You might consider an alternative structure for your buy/sell agreement, regardless of whether your corporation is a C corporation or an S corporation. Instead of the corporation owning and receiving life insurance proceeds and being the party required to purchase or redeem the deceased shareholder’s shares, the surviving shareholder can be the purchasing party. Each shareholder can maintain a policy of insurance on the other shareholder’s life in a so-called cross-purchase arrangement. When a shareholder dies, the surviving shareholder can collect the proceeds of insurance on the deceased shareholder’s life and purchase the shares of the deceased shareholder with such proceeds.
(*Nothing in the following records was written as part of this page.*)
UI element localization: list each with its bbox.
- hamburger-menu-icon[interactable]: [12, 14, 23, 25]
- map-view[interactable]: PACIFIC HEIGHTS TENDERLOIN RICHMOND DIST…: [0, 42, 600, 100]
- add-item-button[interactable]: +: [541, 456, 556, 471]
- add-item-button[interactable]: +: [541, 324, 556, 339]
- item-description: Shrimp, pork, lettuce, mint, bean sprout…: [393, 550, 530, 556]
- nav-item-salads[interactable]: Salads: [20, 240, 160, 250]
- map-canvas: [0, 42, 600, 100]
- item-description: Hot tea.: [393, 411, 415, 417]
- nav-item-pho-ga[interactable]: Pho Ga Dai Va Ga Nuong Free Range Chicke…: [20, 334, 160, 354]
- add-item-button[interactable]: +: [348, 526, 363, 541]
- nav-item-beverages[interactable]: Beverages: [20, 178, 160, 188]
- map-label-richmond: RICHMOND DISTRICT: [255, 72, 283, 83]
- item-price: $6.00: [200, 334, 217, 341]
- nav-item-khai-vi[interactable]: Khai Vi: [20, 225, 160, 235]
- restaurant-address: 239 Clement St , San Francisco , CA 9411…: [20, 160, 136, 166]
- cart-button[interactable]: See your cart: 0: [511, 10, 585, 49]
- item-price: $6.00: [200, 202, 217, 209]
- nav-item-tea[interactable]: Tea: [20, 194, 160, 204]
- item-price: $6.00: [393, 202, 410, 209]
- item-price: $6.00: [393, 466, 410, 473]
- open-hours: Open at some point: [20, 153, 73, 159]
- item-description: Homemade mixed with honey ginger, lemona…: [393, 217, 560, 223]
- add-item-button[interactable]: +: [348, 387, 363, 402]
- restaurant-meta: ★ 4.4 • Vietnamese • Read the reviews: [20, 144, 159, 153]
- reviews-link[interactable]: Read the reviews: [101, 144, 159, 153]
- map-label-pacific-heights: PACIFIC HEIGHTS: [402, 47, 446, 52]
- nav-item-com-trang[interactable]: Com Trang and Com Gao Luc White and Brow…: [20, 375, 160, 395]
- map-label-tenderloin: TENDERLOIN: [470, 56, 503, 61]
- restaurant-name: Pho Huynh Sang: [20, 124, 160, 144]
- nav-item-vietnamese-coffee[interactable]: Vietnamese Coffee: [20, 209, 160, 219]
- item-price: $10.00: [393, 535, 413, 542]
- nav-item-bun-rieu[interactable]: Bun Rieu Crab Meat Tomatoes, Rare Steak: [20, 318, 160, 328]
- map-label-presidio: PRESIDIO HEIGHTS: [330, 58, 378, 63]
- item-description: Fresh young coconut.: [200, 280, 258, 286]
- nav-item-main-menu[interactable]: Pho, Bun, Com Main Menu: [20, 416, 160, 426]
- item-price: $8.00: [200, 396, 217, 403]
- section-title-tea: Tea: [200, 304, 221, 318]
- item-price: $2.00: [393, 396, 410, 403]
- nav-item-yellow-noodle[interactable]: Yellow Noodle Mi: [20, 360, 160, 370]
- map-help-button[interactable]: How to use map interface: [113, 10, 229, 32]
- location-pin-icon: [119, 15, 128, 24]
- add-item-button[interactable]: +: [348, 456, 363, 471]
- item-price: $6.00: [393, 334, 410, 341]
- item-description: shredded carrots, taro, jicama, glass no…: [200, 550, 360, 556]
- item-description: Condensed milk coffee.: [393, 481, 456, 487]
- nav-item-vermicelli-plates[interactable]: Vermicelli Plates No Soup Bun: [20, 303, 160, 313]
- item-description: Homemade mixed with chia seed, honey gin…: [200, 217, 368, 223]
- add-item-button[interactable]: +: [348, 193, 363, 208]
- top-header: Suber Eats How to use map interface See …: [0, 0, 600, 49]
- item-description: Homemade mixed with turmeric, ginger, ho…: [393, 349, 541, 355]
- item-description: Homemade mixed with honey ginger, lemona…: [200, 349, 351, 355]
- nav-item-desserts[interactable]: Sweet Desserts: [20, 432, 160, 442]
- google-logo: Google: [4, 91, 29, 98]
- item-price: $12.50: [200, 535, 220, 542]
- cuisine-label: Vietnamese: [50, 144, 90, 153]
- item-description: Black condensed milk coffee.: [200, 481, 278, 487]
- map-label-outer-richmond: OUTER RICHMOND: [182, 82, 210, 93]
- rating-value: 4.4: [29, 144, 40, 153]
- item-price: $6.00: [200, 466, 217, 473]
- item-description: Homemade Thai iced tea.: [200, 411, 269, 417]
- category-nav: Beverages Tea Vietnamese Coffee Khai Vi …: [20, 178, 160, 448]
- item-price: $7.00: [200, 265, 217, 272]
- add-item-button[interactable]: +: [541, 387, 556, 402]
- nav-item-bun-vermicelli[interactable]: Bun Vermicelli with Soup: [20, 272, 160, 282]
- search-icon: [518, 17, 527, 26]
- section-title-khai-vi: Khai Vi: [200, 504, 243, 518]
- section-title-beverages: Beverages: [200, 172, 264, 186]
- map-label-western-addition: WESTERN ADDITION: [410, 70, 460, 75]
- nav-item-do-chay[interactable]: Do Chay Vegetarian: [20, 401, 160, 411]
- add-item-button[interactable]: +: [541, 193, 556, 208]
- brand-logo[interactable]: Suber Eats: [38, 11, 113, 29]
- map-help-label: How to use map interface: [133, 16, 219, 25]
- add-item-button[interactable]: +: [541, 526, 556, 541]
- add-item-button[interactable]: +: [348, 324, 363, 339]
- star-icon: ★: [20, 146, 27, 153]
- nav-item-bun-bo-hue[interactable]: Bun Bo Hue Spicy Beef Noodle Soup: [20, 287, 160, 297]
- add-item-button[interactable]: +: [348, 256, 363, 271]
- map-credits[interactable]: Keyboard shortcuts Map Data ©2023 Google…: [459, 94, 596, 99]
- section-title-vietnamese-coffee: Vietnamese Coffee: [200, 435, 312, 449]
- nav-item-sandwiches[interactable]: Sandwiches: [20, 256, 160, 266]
While economically there may seem to be few differences between the two arrangements, there are significant differences from a tax perspective. If shares are being purchased in a cross-purchase arrangement, the surviving shareholder’s basis of the shares acquired equals the amount paid for such shares. For example, if the surviving shareholder collects $500,000 of insurance proceeds on the deceased shareholder’s life and uses such proceeds to acquire the deceased shareholder’s shares, the surviving shareholder’s basis in the shares acquired is $500,000. Effectively, the surviving shareholder is receiving an income tax basis in the shares that are acquired, which basis could result in a lesser tax obligation on the sale or liquidation of the company. Contrast that result with that of a company purchase arrangement where there is no impact on the surviving shareholder’s tax basis in the corporation’s shares. In the case of a C corporation, the cross-purchase arrangement offers the additional advantage of avoiding the alternative minimum tax on the receipt of life insurance proceeds as the proceeds are received by the surviving shareholder, not the corporation.
There are of course other considerations that need to be addressed in structuring your buy/sell agreement. If the shareholders own the buy/sell policies, then they must pay the policy premiums. To the extent the corporation pays additional salaries to the shareholders to satisfy the premium payments the shareholders must make, the shareholders will be taxed on the incremental salary payments. In some cases, a shareholder may be concerned that the other shareholder will not properly maintain the insurance required for buy/sell purposes. A similar concern may arise with a non-creditworthy shareholder where the prospect of creditors making claims to the shareholder’s assets arises. Some of these concerns may be overcome by having the buy/sell policies held in escrow.
While a full analysis of the desired structure for your buy/sell agreement is beyond the scope of this discussion, you should be aware that insurance-funded cross-purchase arrangements often provide advantages to a conventional company-purchase buy/sell agreement.